Ser e estar nesse planeta, enquanto seres pulsantes e parte de uma grande teia, onde se interconectam emoções, sentimentos, história de vida, produção de conhecimento e tecnologia, nos faz muito semelhantes à rocha que abre esse capítulo, pois somos parte de uma grande estrutura, aparentemente caótica, mas repleta de beleza e história e aberta à leitura. Como disse o personagem de Monteiro Lobato, Visconde de Sabugosa7explicando seu sorriso diante de um barranco semelhante ao que ocorre na Barreira do Inferno: “Esse barranco é para mim um livro aberto, uma página da história da Terra, na qual leio mil coisas interessantíssimas”.

Para ele, as ravinas, os barrancos, as areias e as montanhas são páginas de um livro aberto, que contam pedaços da vida da Terra. Mas só aquele que sabe ler o livro da natureza é capaz de compreender a beleza e o conhecimento que eles trazem e, muito

7Visconde de Sabugosa é um personagem do Sítio do Pica-Pau Amarelo, criado pelo escritor

brasileiro Monteiro Lobato. O Visconde é um boneco feito de sabugo de milho, um grande sábio, cuja sabedoria obteve através dos livros.
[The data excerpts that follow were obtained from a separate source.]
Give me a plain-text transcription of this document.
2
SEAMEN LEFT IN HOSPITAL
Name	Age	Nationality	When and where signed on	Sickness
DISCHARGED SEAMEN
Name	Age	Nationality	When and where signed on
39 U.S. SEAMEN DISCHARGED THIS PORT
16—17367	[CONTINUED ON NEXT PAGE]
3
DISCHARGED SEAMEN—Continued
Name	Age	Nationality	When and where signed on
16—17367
mais, é capaz de ler através do contato direto com o mundo, se permitindo vivenciar e aprender através de todos os sentidos.

Assim somos nós, sujeitos de convivências, fazeres, saberes e abertos para o conhecimento. Assim como o arenito que se transforma, nós também passamos por processos que expandem nossa corporeidade, mudam nossas cores e formas. Somos seres em constante transformação que experienciam o mundo e interagem a cada momento com outros seres e com a força modeladora das emoções, como sujeitos ludopoiéticos imprimindo em nós a história de nossas vidas.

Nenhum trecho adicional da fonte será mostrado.